Komoia Johnson, restorative justice coordinator at Coliseum College Prep Academy, described how the process helped a seventh-grade student who had been a frequent victim of bullying because of his small size. "He had expressed to me how he was tired of being angry all the time." After a circle that included his friends and the students who had been bullying him, the seventh grader "was empowered," Johnson said. "When other incidents occurred, he came to me and said, 'I need to have a circle.' He felt safe enough in the circle to confront the person. The circle was a great outlet instead of taking it out on the people around him."

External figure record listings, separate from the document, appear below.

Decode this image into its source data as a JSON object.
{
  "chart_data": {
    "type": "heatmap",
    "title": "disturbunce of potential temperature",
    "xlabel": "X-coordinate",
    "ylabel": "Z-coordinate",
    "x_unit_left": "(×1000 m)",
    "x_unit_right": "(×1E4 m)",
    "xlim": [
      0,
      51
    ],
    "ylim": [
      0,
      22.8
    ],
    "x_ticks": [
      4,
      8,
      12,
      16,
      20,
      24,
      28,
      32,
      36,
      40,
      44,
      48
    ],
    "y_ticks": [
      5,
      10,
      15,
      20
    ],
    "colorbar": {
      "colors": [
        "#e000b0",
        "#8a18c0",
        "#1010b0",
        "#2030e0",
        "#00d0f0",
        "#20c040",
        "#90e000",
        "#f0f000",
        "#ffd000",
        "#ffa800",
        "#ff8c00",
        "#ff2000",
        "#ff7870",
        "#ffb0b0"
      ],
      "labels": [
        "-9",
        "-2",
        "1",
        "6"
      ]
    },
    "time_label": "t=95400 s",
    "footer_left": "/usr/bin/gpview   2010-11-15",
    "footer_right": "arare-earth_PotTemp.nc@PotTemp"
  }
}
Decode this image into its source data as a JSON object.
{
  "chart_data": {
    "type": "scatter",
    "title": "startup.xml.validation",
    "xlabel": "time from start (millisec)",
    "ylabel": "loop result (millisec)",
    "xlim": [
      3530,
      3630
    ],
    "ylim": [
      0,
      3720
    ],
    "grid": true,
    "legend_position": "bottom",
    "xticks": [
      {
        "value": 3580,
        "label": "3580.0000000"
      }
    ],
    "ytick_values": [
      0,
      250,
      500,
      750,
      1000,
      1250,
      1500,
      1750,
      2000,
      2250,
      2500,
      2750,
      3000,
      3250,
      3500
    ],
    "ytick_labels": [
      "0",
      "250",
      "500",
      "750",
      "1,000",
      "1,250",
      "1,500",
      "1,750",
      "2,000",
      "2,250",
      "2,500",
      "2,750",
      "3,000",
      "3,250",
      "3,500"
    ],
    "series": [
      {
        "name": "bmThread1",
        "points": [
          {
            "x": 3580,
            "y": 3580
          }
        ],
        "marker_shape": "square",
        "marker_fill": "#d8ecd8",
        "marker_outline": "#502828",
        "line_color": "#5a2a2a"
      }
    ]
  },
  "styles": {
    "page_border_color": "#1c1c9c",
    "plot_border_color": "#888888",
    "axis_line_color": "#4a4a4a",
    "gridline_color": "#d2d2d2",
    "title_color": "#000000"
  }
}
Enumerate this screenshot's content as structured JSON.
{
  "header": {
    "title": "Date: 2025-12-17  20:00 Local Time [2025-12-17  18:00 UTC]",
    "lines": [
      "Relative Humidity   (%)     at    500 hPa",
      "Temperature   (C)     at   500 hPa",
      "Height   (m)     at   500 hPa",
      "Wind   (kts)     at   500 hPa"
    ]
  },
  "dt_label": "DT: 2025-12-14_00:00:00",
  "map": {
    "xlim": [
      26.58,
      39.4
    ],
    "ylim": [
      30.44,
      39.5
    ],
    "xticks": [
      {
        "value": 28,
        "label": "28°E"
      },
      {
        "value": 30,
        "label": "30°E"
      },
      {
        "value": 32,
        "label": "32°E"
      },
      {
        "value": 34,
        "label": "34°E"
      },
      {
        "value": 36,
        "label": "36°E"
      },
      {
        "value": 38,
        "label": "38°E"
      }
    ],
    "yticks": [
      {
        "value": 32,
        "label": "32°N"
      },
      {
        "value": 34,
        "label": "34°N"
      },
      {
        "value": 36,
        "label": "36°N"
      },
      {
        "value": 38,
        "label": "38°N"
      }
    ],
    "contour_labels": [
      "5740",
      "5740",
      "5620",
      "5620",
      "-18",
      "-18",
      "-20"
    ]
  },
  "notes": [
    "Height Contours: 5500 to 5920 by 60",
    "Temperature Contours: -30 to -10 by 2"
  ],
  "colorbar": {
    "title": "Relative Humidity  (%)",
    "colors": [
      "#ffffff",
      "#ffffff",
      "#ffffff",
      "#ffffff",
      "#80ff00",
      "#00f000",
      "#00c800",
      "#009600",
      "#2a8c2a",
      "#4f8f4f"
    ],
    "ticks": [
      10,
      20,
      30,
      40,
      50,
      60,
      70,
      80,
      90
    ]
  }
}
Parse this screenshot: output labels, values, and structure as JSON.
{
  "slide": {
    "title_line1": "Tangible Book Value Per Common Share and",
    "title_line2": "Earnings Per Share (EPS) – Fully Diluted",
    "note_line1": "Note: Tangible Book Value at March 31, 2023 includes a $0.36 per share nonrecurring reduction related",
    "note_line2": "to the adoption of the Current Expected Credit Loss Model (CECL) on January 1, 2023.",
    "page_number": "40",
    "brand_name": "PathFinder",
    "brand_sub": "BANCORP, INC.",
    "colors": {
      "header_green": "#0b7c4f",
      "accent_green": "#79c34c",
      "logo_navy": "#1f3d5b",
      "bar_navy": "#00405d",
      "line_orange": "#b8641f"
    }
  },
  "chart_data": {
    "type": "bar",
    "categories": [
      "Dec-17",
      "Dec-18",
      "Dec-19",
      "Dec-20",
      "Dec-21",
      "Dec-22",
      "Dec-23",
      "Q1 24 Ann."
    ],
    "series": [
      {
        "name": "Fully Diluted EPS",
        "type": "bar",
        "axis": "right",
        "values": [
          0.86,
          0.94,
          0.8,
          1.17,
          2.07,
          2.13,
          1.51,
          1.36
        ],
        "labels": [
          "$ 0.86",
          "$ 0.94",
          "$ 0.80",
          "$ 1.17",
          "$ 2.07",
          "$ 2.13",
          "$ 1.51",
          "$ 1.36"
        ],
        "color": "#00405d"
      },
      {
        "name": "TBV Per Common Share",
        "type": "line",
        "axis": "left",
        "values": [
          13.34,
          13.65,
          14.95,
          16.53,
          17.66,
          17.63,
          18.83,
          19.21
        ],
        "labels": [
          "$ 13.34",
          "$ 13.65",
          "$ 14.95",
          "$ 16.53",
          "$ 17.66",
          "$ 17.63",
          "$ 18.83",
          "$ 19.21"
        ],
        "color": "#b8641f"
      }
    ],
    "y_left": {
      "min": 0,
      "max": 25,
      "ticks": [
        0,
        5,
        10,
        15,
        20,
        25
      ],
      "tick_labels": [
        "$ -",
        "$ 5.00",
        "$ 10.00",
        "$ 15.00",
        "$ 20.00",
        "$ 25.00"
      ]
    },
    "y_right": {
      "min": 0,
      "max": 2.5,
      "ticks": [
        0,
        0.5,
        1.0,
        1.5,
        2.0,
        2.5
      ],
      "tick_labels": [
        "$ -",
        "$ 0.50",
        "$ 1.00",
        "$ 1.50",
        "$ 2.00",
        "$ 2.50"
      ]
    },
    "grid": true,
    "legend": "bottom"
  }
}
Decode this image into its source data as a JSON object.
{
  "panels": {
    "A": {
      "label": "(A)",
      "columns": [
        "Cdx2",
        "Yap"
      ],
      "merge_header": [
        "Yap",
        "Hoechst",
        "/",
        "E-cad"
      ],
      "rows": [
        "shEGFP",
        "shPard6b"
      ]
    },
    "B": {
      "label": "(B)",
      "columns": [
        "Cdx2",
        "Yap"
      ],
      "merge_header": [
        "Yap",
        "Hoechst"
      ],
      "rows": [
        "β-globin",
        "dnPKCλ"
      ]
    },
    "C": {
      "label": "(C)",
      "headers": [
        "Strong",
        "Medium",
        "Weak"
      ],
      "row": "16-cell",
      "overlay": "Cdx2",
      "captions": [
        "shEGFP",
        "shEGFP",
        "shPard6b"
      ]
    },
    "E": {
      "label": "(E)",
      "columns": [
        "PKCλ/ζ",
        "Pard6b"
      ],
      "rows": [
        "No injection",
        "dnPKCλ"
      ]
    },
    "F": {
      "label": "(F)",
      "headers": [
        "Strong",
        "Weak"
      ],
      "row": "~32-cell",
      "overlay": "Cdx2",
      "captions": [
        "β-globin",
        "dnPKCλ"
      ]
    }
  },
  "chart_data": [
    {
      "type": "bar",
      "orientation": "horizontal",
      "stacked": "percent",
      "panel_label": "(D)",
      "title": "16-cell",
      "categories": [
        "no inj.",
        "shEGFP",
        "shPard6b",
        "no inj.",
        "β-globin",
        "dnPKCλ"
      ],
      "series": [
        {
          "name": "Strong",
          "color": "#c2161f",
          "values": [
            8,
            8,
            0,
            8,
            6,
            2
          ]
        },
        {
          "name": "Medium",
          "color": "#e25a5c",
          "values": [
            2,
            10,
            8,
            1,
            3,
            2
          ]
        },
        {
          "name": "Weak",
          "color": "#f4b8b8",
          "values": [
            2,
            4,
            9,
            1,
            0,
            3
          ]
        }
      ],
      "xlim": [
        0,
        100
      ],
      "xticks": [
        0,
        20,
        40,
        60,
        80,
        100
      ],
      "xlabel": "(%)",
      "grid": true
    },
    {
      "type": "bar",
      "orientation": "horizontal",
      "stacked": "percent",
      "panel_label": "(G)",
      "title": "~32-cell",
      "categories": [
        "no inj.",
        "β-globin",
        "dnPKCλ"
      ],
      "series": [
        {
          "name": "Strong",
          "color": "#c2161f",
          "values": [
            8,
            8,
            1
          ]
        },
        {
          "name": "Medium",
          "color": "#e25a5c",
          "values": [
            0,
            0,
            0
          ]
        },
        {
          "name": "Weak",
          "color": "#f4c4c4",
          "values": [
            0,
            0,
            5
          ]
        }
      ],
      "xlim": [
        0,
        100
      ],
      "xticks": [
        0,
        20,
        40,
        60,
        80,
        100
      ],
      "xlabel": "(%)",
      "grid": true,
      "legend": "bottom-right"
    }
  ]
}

Beyond the changes in individual students, Johnson said, "the overall tone of the school has changed." Although the school is not yet routinely using restorative justice as an alternative to suspension, the suspension rate has fallen. Johnson said that's "because we've done more Tier One community-building circles, so there's less [of the behavior that gets students suspended]."
In addition, African-American students are no longer suspended at higher rates at Coliseum College Prep. Part of the reason may lie in a pattern that researchers have uncovered in many schools. Studies, like the 2011 report by the Council of State Governments, have found that white students are typically suspended for some specific offense, like fighting, while black students are often suspended for reasons like "defiance."
That kind of charge, Johnson said, "is about the mindset of the teacher. We're working hard on that." She said the school has done circles as part of training for teachers. The school also has implemented a program called the Positive Behavior Intervention System, which she said encourages "a shift to increasing positive behavior, not focusing on negative.
"Now, more teachers are asking for circles," Johnson continued. "There's more of trying to understand the reason behind the behavior."
Oakland school staffers also have had a chance to observe the effects of the county Juvenile Justice Program run through CommunityWorks. Principal Tranzor at Montera said that before she became a "firm believer" in restorative justice, two of her students went through the CommunityWorks program and it "impacted their lives tremendously.
"One had been in trouble before, the other headed down a scary path," she continued. "I had my reservations, but now they are both doing better academically and behaviorally. They have an opportunity to have a positive future."
Two other students, also "graduates" of the Juvenile Justice program, "are now leaders in my school," Tranzor added. "If someone shouts 'fight' and kids come running, these boys will get up and say, 'No, there's not, you guys need to go to class.' They took up leadership positions naturally. Two African-American boys. I couldn't be more proud. They have been the voice of maturity and reason, caused others to step up and take that role as well."
In the CommunityWorks program, which calls its restorative justice meetings "conferences," a young offender meets with his or her family members, the victim, CommunityWorks staffers, and often counselors, youth mentors, and other resource people — instead of being formally charged with a crime. Everyone takes a turn describing his or her experiences. Participants then agree on a six-month plan for the offender to heal the harm to the victim and the community. The repair "can be monetary, or the kid staying out of trouble in the future, or being part of a particular program. If they agree to pay the victim monetary compensation, the program helps the kid make a résumé and find a weekend or summer job to earn the money," said Oakland School Security Officer Moore. CommunityWorks staffers keep in touch with the youth to make sure they stay on track.